For decades, workers’ decisions on whether to unionize have been expressed in secret-ballot elections supervised by the National Labor Relations Board. At stake in the presidential campaign is whether to do away with that process — by passing a misnamed bill called the Employee Free Choice Act.
Unfortunately, the issue hasn’t drawn much attention even though the candidates hold opposite positions. Barack Obama is in favor of the bill. John McCain is against. No doubt McCain has avoided raising the issue for fear of alienating supporters who happen to be union members. But polls consistently show overwhelming opposition to the measure.
Under the Employee Free Choice Act, a workplace could be unionized if union organizers persuade a majority of the workers to sign cards to that effect. Once that happens, there would be no need for an election in which workers express their views in private.
Even George McGovern, the Democratic presidential nominee in 1972, has come out against the idea. “We cannot be a party that strips working Americans of the right to a secret-ballot election,” McGovern wrote in a Wall Street Journal article. “We are the party that has always defended the rights of the working class. To fail to ensure the right to vote free of intimidation and coercion from all sides would be a betrayal of what we have always championed.”
Certainly, some companies have such lousy labor relations that they deserve to deal with unions. But given the opportunity for face-to-face intimidation and pressure, EFCA — also called the card-check bill — would greatly increase the number of union shops in the country, retarding economic growth.
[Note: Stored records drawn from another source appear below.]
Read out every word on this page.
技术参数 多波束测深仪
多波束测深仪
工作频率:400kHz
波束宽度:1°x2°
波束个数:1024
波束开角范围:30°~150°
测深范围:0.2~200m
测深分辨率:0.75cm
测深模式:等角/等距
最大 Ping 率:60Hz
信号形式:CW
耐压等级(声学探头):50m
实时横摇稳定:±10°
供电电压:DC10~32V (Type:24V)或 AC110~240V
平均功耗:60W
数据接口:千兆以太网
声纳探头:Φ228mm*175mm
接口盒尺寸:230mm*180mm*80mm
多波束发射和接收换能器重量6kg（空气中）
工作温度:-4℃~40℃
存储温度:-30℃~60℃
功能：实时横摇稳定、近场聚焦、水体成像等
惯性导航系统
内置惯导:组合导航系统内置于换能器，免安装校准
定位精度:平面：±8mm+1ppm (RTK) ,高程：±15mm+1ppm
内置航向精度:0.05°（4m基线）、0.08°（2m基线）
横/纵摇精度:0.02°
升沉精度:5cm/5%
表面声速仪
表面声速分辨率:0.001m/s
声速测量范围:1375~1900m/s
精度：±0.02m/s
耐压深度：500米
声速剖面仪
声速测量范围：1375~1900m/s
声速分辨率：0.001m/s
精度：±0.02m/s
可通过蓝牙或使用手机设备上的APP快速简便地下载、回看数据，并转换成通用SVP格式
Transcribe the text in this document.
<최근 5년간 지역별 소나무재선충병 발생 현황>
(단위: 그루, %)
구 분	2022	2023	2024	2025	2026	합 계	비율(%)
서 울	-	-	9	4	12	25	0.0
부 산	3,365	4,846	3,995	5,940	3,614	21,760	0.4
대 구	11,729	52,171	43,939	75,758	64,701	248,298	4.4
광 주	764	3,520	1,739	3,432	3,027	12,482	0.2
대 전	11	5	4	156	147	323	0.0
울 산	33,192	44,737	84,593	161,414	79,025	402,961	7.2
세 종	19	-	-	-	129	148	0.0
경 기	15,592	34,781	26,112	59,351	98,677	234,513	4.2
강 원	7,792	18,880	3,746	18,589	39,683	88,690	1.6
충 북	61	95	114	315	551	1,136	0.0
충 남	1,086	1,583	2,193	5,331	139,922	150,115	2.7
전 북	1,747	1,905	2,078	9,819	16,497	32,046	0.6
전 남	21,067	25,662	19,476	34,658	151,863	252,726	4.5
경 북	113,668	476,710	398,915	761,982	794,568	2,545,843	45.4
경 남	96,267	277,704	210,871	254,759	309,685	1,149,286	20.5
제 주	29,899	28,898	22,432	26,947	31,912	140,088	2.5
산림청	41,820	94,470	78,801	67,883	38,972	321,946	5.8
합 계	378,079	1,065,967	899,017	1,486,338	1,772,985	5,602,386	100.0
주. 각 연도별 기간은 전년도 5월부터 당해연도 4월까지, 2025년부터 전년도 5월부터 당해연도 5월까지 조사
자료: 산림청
It’s no accident that many of the innovations we take for granted today largely arose from companies that were not unionized. Unions oppose technological changes that upset the status quo. They seek to keep work confined within existing categories. They undermine productivity, the source of rising living standards.
As blogger Mickey Kaus aptly put it, unions are “engines of adversarial bureaucracy and the mainspring of the wage-price spiral.”
The card-check bill would open workers to peer pressure from their fellow employees or intimidation by union organizers.
If EFCA ended at card-check, it would be bad enough. But the bill also mandates binding arbitration if union and management fail to agree on an initial contract. Coming up with an initial contract often takes many months. The bill, however, would give the two sides only 90 days.
When the clock runs out, federal officials would be called in to mediate. If mediation fails, the dispute would go to binding arbitration, a process that would drastically tip the balance in favor of labor. Instead of bargaining in good faith, union negotiators could simply wait out the 90 days, knowing they’ll probably get a better deal from arbitrators with no stake in the future of the business.
Card-check passed in the House in 2007 after the Democrats took over, but stalled in the Senate. If the coming election is a worse-than-expected disaster for Republicans, and Democrats pick up six or seven seats in the Senate, making filibusters impossible, the card-check bill could become a reality.
This is one more reason why I think Obama is not right for the presidency. With the next Congress expected to be even more Democratic and liberal than the current one, a president from the opposing party — McCain — is needed to balance the worst instincts of the congressional majority.
Given the stakes involved, it’s a shame this issue hasn’t been aired more thoroughly.